What if a film heals you? What if watching a film is a meditation practice? What if a film is a salve, a miracle, a friend? What if a film doesn’t have conventional characters, story, narrative, plot, dialogue, or any of the other things we often think films have?
Sam Firth’s Stay the Same answers these questions for me. In just fourteen minutes, it manages to break the fourth wall and invite the viewer in—way in, deeply in—to the filmmaker, to the concept of film in general, and to the film-viewer self.

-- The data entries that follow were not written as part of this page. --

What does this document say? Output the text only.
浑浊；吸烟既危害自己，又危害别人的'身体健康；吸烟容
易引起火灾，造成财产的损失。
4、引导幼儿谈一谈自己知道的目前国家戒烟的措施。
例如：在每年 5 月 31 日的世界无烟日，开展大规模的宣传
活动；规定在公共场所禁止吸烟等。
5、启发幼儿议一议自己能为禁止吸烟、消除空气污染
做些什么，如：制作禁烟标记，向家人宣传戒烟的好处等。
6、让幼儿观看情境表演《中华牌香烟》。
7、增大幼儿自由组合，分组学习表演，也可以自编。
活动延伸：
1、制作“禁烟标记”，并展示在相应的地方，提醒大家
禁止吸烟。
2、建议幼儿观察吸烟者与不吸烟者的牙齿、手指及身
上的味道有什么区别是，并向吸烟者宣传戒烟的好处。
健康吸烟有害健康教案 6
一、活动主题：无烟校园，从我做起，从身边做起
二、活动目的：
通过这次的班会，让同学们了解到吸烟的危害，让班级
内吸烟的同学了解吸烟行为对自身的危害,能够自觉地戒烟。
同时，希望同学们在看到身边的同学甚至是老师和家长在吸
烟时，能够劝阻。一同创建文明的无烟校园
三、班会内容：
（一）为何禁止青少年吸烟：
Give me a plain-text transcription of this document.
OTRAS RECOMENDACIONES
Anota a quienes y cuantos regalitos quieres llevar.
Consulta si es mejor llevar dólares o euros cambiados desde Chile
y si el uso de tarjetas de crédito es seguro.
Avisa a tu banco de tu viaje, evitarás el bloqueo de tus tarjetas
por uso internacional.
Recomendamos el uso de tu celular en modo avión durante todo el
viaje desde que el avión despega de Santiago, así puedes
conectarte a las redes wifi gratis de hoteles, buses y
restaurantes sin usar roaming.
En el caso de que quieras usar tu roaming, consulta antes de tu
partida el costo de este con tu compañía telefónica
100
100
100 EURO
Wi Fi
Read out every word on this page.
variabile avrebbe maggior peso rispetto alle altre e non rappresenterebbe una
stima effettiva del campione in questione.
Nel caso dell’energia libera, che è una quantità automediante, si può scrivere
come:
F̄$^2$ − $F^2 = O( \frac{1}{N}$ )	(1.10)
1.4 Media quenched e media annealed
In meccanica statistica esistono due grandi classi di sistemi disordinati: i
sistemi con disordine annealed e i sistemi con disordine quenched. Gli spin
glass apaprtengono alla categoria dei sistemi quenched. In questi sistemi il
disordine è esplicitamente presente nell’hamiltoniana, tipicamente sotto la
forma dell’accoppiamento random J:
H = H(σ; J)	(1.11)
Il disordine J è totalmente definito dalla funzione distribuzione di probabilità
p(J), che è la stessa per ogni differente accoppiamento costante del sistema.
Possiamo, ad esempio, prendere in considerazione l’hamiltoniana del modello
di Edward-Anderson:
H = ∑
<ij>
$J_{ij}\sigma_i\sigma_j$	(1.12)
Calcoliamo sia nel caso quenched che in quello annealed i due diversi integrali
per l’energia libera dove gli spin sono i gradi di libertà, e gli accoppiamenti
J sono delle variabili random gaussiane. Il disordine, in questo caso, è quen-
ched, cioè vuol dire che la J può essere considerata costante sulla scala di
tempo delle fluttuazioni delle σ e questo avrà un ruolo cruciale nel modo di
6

When I first saw it, the pretension of the construct made me laugh and I got frustrated. By ten minutes in I was crying until I finally settled down and let the repetition serve as a reminder to return to myself. I grew patient, filled with gratitude and, finally, I celebrated.
I celebrated because Stay the Same breaks from conventional ideas of what films should be and feels vital in the world of film. It has a meditative quality that offers a tangible presence and space for the viewer to be present, not only with the film but with herself. And that is a feat of filmmaking worth celebrating! I often think that films take us away and out of ourselves, the result of which is that, often, we are not present while watching a film—we are someplace else.
I watch Stay the Same the way I listen to a favorite piece of music, look at a favorite piece of art, return again to a guided meditation, or recite a mantra. The film has a way of changing my mood and reminding me of the background of being behind the machinations of thought and ideas about story and filmmaking and being. It helps me settle down into myself as a filmmaker and lover of film, because it is a beautiful meditation of originality, on authenticity, the self, the idea of filmmaker and film viewer, on time, nature, the seasons, courage, vulnerability, and beauty. The viewer cannot stay the same after watching this film, for it is wholly transformative.